De uma forma geral, em uma sociedade consumista, é comum a visão de que a aquisição de bens e o sucesso profissional sejam sinônimos de felicidade.


Sobre esta importante questão eu gostaria de pegar carona no pensamento de Lacan, um dos grandes estudiosos de Freud, que dizia que a "fantasia é a verdadeira sustentação do desejo", ou seja, depois que conquistamos algo que desejávamos arduamente como objeto necessário a nossa felicidade, nós tendemos a minimizá-lo em termos de importância.


É neste sentido que há o ditado "cuidado com o que deseja", não porque conseguirá de fato conquistá-lo, mas porque quando isto acontecer, talvez não o quererá mais.


Por isso eu acredito que a felicidade não é construída através dos títulos, das conquistas profissionais, de aquisições materiais, etc. Tudo isto é muito bom porém apenas produzem sensações agradáveis e momentâneas pois depois que as alcançamos sempre desejaremos mais.

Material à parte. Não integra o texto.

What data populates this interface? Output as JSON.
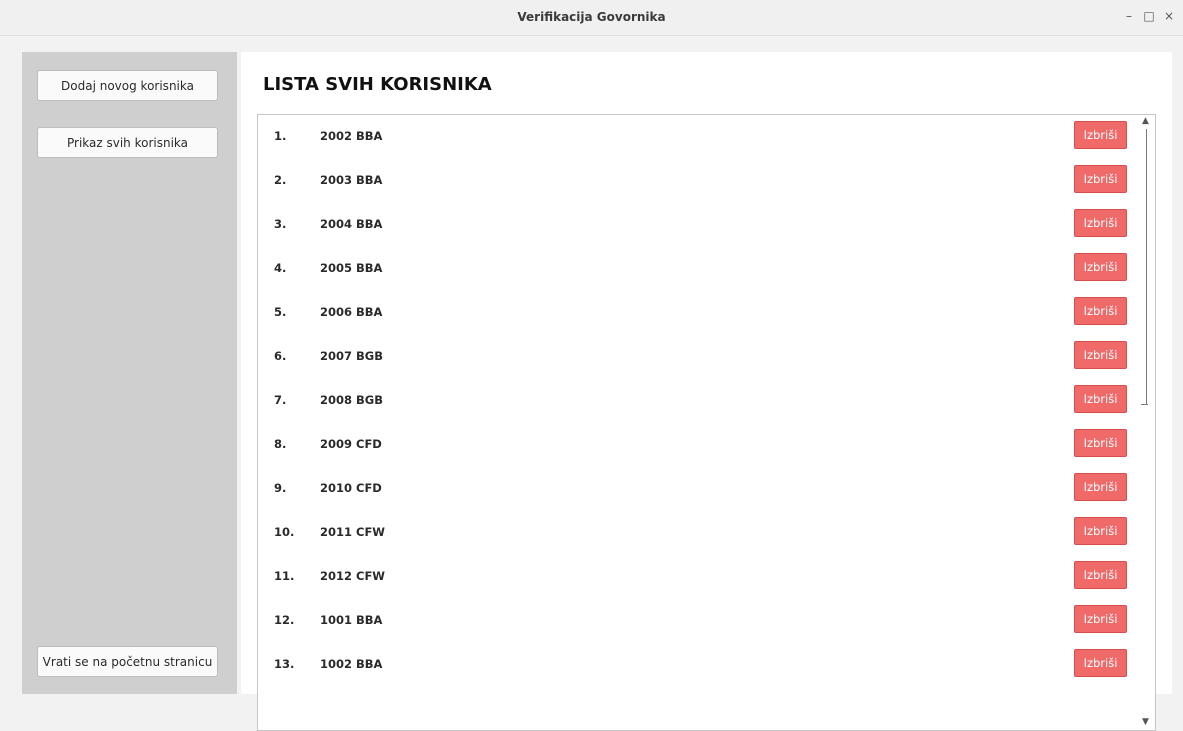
{
  "window": {
    "title": "Verifikacija Govornika",
    "controls": {
      "minimize": "–",
      "maximize": "□",
      "close": "×"
    }
  },
  "sidebar": {
    "add_user_label": "Dodaj novog korisnika",
    "show_all_label": "Prikaz svih korisnika",
    "back_label": "Vrati se na početnu stranicu"
  },
  "main": {
    "heading": "LISTA SVIH KORISNIKA",
    "delete_label": "Izbriši",
    "users": [
      {
        "num": "1.",
        "name": "2002 BBA"
      },
      {
        "num": "2.",
        "name": "2003 BBA"
      },
      {
        "num": "3.",
        "name": "2004 BBA"
      },
      {
        "num": "4.",
        "name": "2005 BBA"
      },
      {
        "num": "5.",
        "name": "2006 BBA"
      },
      {
        "num": "6.",
        "name": "2007 BGB"
      },
      {
        "num": "7.",
        "name": "2008 BGB"
      },
      {
        "num": "8.",
        "name": "2009 CFD"
      },
      {
        "num": "9.",
        "name": "2010 CFD"
      },
      {
        "num": "10.",
        "name": "2011 CFW"
      },
      {
        "num": "11.",
        "name": "2012 CFW"
      },
      {
        "num": "12.",
        "name": "1001 BBA"
      },
      {
        "num": "13.",
        "name": "1002 BBA"
      }
    ]
  },
  "colors": {
    "delete_button": "#f06a6a",
    "sidebar_bg": "#cfcfcf"
  }
}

Em “A vida de David Gale", um personagem afirma: “como dizia Lacan, viver de desejos não traz a felicidade. O verdadeiro significado de ser humano é a luta para viver por idéias e ideais, não medir a vida pelo que obtiveram em termos de desejos, mas pelos momentos de integridade, compaixão, racionalidade e até mesmo auto-sacrifício. Porque no final a única forma de medir o significado de nossas vidas é valorizando a vida dos outros”.

No final, "Clube da Luta" toma um rumo inesperado mas duas coisas me chamaram bastante a atenção. Tal como previa Tyler, quando o narrador atinge o “fim do poço” desvencilhando-se de seus apegos da vida material, ele encontra então a si mesmo e com isso consegue se libertar de seus problemas ou, ao menos, torna-se consciente deles e consegue dominá-los. Entretanto, ele se dá conta também que isto aconteceu tarde demais, pois teria participado de um plano para destruir os principais edifícios de um centro financeiro de uma grande cidade.

Sobre este aspecto eu não me arrisco a comentar muito pois eu acredito que é o fórum íntimo de cada um que deve julgar se o narrador fez a coisa certa ou não. Não considero seguro nem mesmo discutir a questão sob o ponto de vista ético pois este mesmo sistema econômico baseado no capital financeiro de propriedade privada é, por si só, anti-ético e obsceno tendo em vista as desigualdade sociais que provoca e a degradação ambiental que desencadeia.

Sobre este último tema em particular, também tratou o excelente filme “V de Vingança”. Quem sabe, não discutimos sobre este assunto na próxima vez?